There are four different Scientific Filter types, and each type offers four modes. Of these, the Butterworth response is generally the best compromise between quality and precision.

The available parameters depend on the selected filter type and mode. Because the Scientific Filter is computationally intensive, you won’t hear any difference as you alter most parameters; once you stop adjusting the parameter, the Scientific Filter finishes its calculations and you can hear the results of your edits. Also, note that several parameters cannot be adjusted unless playback is stopped.

Because the Scientific Filter is relatively complex, an easy way to find out how it can affect the sound is to load different presets and vary some of the parameters.

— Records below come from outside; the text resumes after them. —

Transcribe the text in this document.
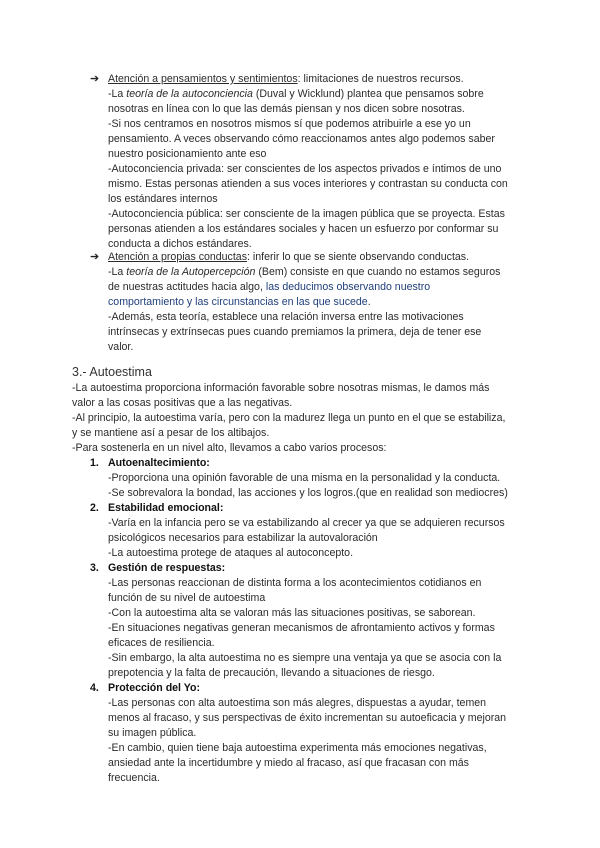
➔ Atención a pensamientos y sentimientos: limitaciones de nuestros recursos.
-La teoría de la autoconciencia (Duval y Wicklund) plantea que pensamos sobre
nosotras en línea con lo que las demás piensan y nos dicen sobre nosotras.
-Si nos centramos en nosotros mismos sí que podemos atribuirle a ese yo un
pensamiento. A veces observando cómo reaccionamos antes algo podemos saber
nuestro posicionamiento ante eso
-Autoconciencia privada: ser conscientes de los aspectos privados e íntimos de uno
mismo. Estas personas atienden a sus voces interiores y contrastan su conducta con
los estándares internos
-Autoconciencia pública: ser consciente de la imagen pública que se proyecta. Estas
personas atienden a los estándares sociales y hacen un esfuerzo por conformar su
conducta a dichos estándares.
➔ Atención a propias conductas: inferir lo que se siente observando conductas.
-La teoría de la Autopercepción (Bem) consiste en que cuando no estamos seguros
de nuestras actitudes hacia algo, las deducimos observando nuestro
comportamiento y las circunstancias en las que sucede.
-Además, esta teoría, establece una relación inversa entre las motivaciones
intrínsecas y extrínsecas pues cuando premiamos la primera, deja de tener ese
valor.
3.- Autoestima
-La autoestima proporciona información favorable sobre nosotras mismas, le damos más
valor a las cosas positivas que a las negativas.
-Al principio, la autoestima varía, pero con la madurez llega un punto en el que se estabiliza,
y se mantiene así a pesar de los altibajos.
-Para sostenerla en un nivel alto, llevamos a cabo varios procesos:
1. Autoenaltecimiento:
-Proporciona una opinión favorable de una misma en la personalidad y la conducta.
-Se sobrevalora la bondad, las acciones y los logros.(que en realidad son mediocres)
2. Estabilidad emocional:
-Varía en la infancia pero se va estabilizando al crecer ya que se adquieren recursos
psicológicos necesarios para estabilizar la autovaloración
-La autoestima protege de ataques al autoconcepto.
3. Gestión de respuestas:
-Las personas reaccionan de distinta forma a los acontecimientos cotidianos en
función de su nivel de autoestima
-Con la autoestima alta se valoran más las situaciones positivas, se saborean.
-En situaciones negativas generan mecanismos de afrontamiento activos y formas
eficaces de resiliencia.
-Sin embargo, la alta autoestima no es siempre una ventaja ya que se asocia con la
prepotencia y la falta de precaución, llevando a situaciones de riesgo.
4. Protección del Yo:
-Las personas con alta autoestima son más alegres, dispuestas a ayudar, temen
menos al fracaso, y sus perspectivas de éxito incrementan su autoeficacia y mejoran
su imagen pública.
-En cambio, quien tiene baja autoestima experimenta más emociones negativas,
ansiedad ante la incertidumbre y miedo al fracaso, así que fracasan con más
frecuencia.
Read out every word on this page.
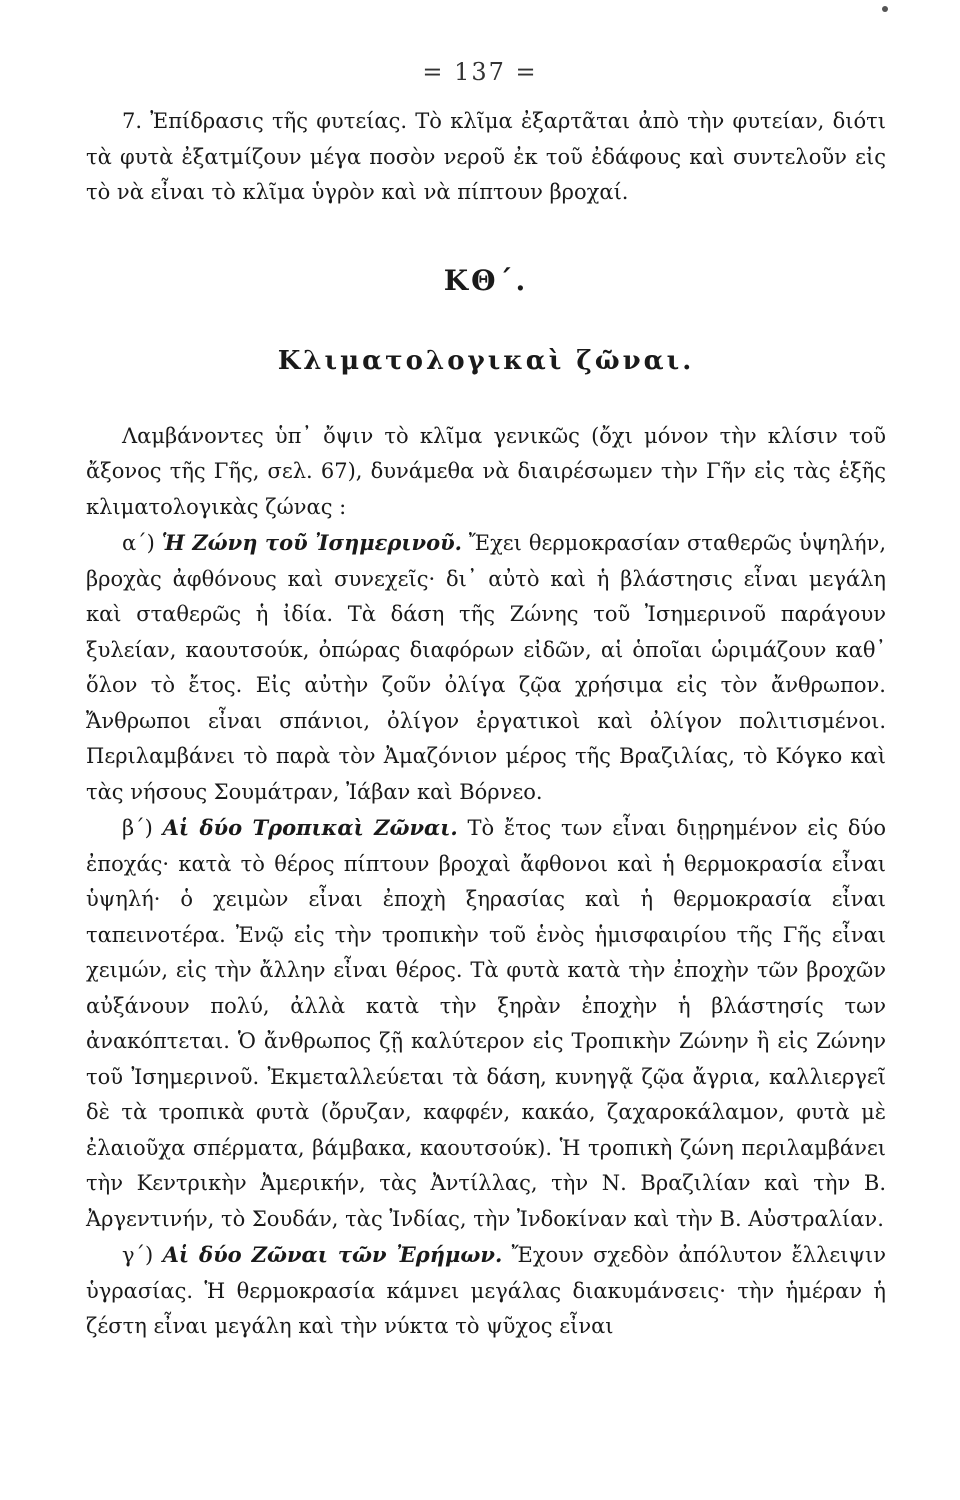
= 137 =

7. Ἐπίδρασις τῆς φυτείας. Τὸ κλῖμα ἐξαρτᾶται ἀπὸ τὴν φυτείαν, διότι τὰ φυτὰ ἐξατμίζουν μέγα ποσὸν νεροῦ ἐκ τοῦ ἐδάφους καὶ συντελοῦν εἰς τὸ νὰ εἶναι τὸ κλῖμα ὑγρὸν καὶ νὰ πίπτουν βροχαί.

ΚΘ΄.
Κλιματολογικαὶ ζῶναι.

Λαμβάνοντες ὑπ᾿ ὄψιν τὸ κλῖμα γενικῶς (ὄχι μόνον τὴν κλίσιν τοῦ ἄξονος τῆς Γῆς, σελ. 67), δυνάμεθα νὰ διαιρέσωμεν τὴν Γῆν εἰς τὰς ἑξῆς κλιματολογικὰς ζώνας :

α΄) Ἡ Ζώνη τοῦ Ἰσημερινοῦ. Ἔχει θερμοκρασίαν σταθερῶς ὑψηλήν, βροχὰς ἀφθόνους καὶ συνεχεῖς· δι᾿ αὐτὸ καὶ ἡ βλάστησις εἶναι μεγάλη καὶ σταθερῶς ἡ ἰδία. Τὰ δάση τῆς Ζώνης τοῦ Ἰσημερινοῦ παράγουν ξυλείαν, καουτσούκ, ὀπώρας διαφόρων εἰδῶν, αἱ ὁποῖαι ὡριμάζουν καθ᾿ ὅλον τὸ ἔτος. Εἰς αὐτὴν ζοῦν ὀλίγα ζῷα χρήσιμα εἰς τὸν ἄνθρωπον. Ἄνθρωποι εἶναι σπάνιοι, ὀλίγον ἐργατικοὶ καὶ ὀλίγον πολιτισμένοι. Περιλαμβάνει τὸ παρὰ τὸν Ἀμαζόνιον μέρος τῆς Βραζιλίας, τὸ Κόγκο καὶ τὰς νήσους Σουμάτραν, Ἰάβαν καὶ Βόρνεο.

β΄) Αἱ δύο Τροπικαὶ Ζῶναι. Τὸ ἔτος των εἶναι διῃρημένον εἰς δύο ἐποχάς· κατὰ τὸ θέρος πίπτουν βροχαὶ ἄφθονοι καὶ ἡ θερμοκρασία εἶναι ὑψηλή· ὁ χειμὼν εἶναι ἐποχὴ ξηρασίας καὶ ἡ θερμοκρασία εἶναι ταπεινοτέρα. Ἐνῷ εἰς τὴν τροπικὴν τοῦ ἑνὸς ἡμισφαιρίου τῆς Γῆς εἶναι χειμών, εἰς τὴν ἄλλην εἶναι θέρος. Τὰ φυτὰ κατὰ τὴν ἐποχὴν τῶν βροχῶν αὐξάνουν πολύ, ἀλλὰ κατὰ τὴν ξηρὰν ἐποχὴν ἡ βλάστησίς των ἀνακόπτεται. Ὁ ἄνθρωπος ζῇ καλύτερον εἰς Τροπικὴν Ζώνην ἢ εἰς Ζώνην τοῦ Ἰσημερινοῦ. Ἐκμεταλλεύεται τὰ δάση, κυνηγᾷ ζῷα ἄγρια, καλλιεργεῖ δὲ τὰ τροπικὰ φυτὰ (ὄρυζαν, καφφέν, κακάο, ζαχαροκάλαμον, φυτὰ μὲ ἐλαιοῦχα σπέρματα, βάμβακα, καουτσούκ). Ἡ τροπικὴ ζώνη περιλαμβάνει τὴν Κεντρικὴν Ἀμερικήν, τὰς Ἀντίλλας, τὴν Ν. Βραζιλίαν καὶ τὴν Β. Ἀργεντινήν, τὸ Σουδάν, τὰς Ἰνδίας, τὴν Ἰνδοκίναν καὶ τὴν Β. Αὐστραλίαν.

γ΄) Αἱ δύο Ζῶναι τῶν Ἐρήμων. Ἔχουν σχεδὸν ἀπόλυτον ἔλλειψιν ὑγρασίας. Ἡ θερμοκρασία κάμνει μεγάλας διακυμάνσεις· τὴν ἡμέραν ἡ ζέστη εἶναι μεγάλη καὶ τὴν νύκτα τὸ ψῦχος εἶναι
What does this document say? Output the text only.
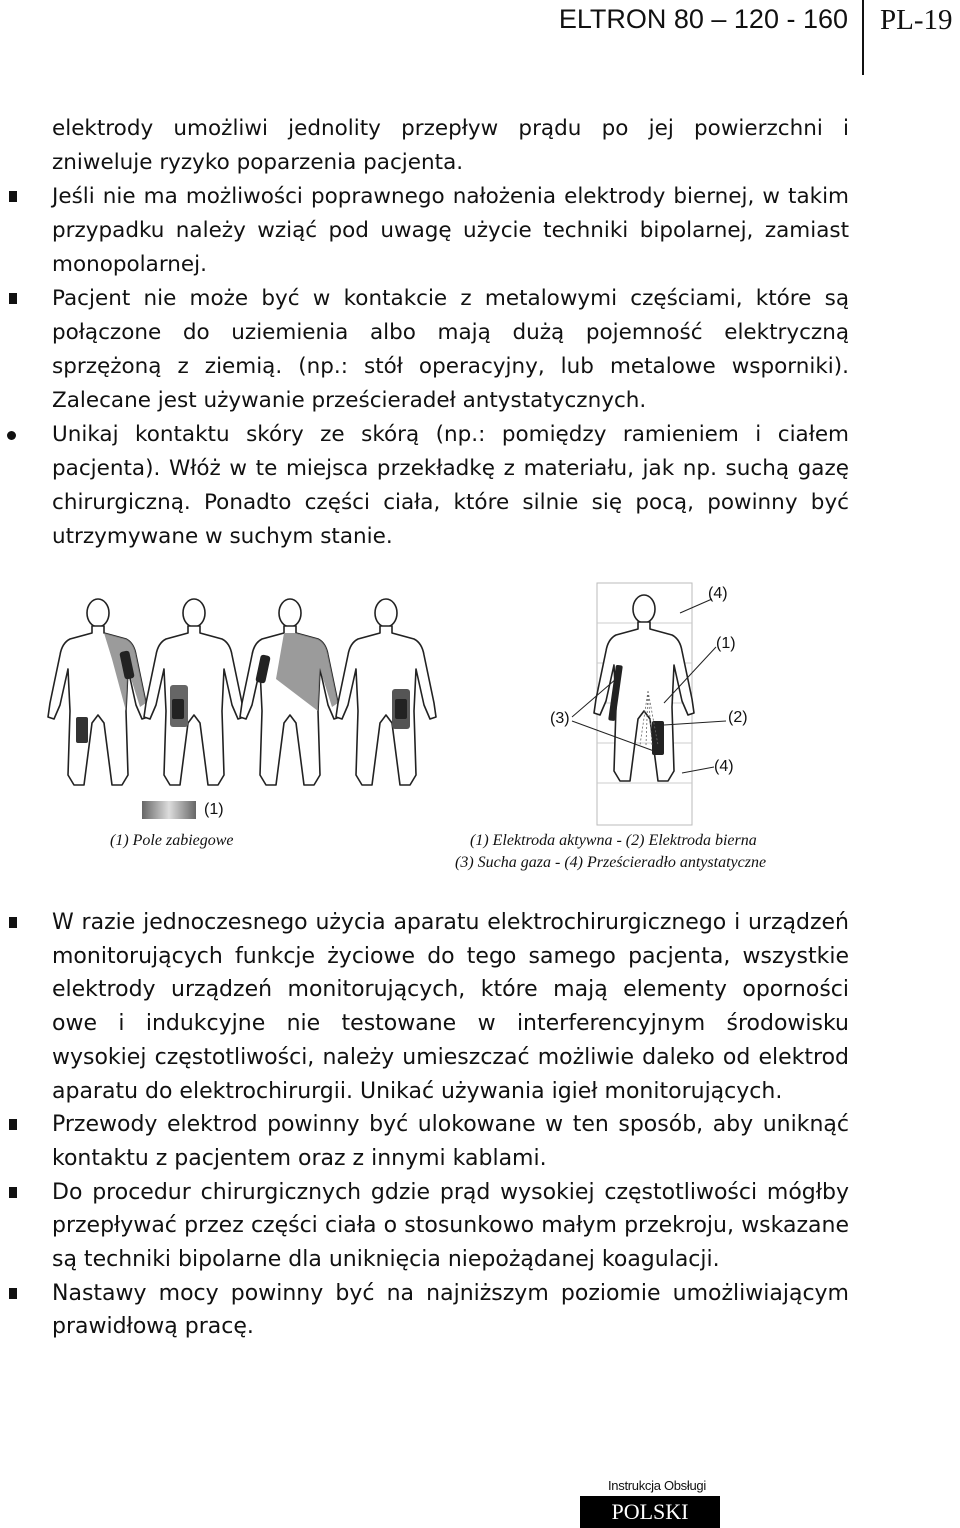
ELTRON 80 – 120 - 160 PL-19

elektrody umożliwi jednolity przepływ prądu po jej powierzchni i zniweluje ryzyko poparzenia pacjenta.

Jeśli nie ma możliwości poprawnego nałożenia elektrody biernej, w takim przypadku należy wziąć pod uwagę użycie techniki bipolarnej, zamiast monopolarnej.

Pacjent nie może być w kontakcie z metalowymi częściami, które są połączone do uziemienia albo mają dużą pojemność elektryczną sprzężoną z ziemią. (np.: stół operacyjny, lub metalowe wsporniki). Zalecane jest używanie prześcieradeł antystatycznych.

Unikaj kontaktu skóry ze skórą (np.: pomiędzy ramieniem i ciałem pacjenta). Włóż w te miejsca przekładkę z materiału, jak np. suchą gazę chirurgiczną. Ponadto części ciała, które silnie się pocą, powinny być utrzymywane w suchym stanie.

(4)
(1)
(3)	(2)
(4)
(1)
(1) Pole zabiegowe	(1) Elektroda aktywna - (2) Elektroda bierna
(3) Sucha gaza - (4) Prześcieradło antystatyczne

W razie jednoczesnego użycia aparatu elektrochirurgicznego i urządzeń monitorujących funkcje życiowe do tego samego pacjenta, wszystkie elektrody urządzeń monitorujących, które mają elementy oporności owe i indukcyjne nie testowane w interferencyjnym środowisku wysokiej częstotliwości, należy umieszczać możliwie daleko od elektrod aparatu do elektrochirurgii. Unikać używania igieł monitorujących.

Przewody elektrod powinny być ulokowane w ten sposób, aby uniknąć kontaktu z pacjentem oraz z innymi kablami.

Do procedur chirurgicznych gdzie prąd wysokiej częstotliwości mógłby przepływać przez części ciała o stosunkowo małym przekroju, wskazane są techniki bipolarne dla uniknięcia niepożądanej koagulacji.

Nastawy mocy powinny być na najniższym poziomie umożliwiającym prawidłową pracę.

Instrukcja Obsługi
POLSKI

  1. Choose File > Open, navigate to the Lesson04 folder, and open the file DeepTechHouse.wav.
  2. Click an effect insert’s right arrow, and choose Filter and EQ > Scientific Filter.
  3. Start playback. Select the Drop Off Below 250Hz preset. Note the steep slope that eliminates all the bass. To make this even steeper, increase Order to 66; the higher the order, the steeper the slope.
  4. Stop playback, and then adjust Cutoff to 500Hz. Resume playback. The sound is even “tinnier,” and all the bass is gone.
  5. Change Modes to LowPass and you’ll hear the reverse—all bass and no treble. Change Modes again to BandPass, and the Scientific Filter removes all frequencies except for a particular band of frequencies.
  6. Stop playback, click on High Cutoff, and type 1000. Start playback, and you’ll hear just a tiny slice of frequencies. Change Modes to BandStop, and the reverse occurs: A slice of frequencies within the band is removed.
  7. Stop playback, and select the Remove Subsonic Rumble preset. Start playback by pressing the spacebar, and you won’t hear any loss of bass because the response drops dramatically below 28Hz. This filter response can be very useful if a signal has subsonic “mud” that interferes with sounds in the audio range.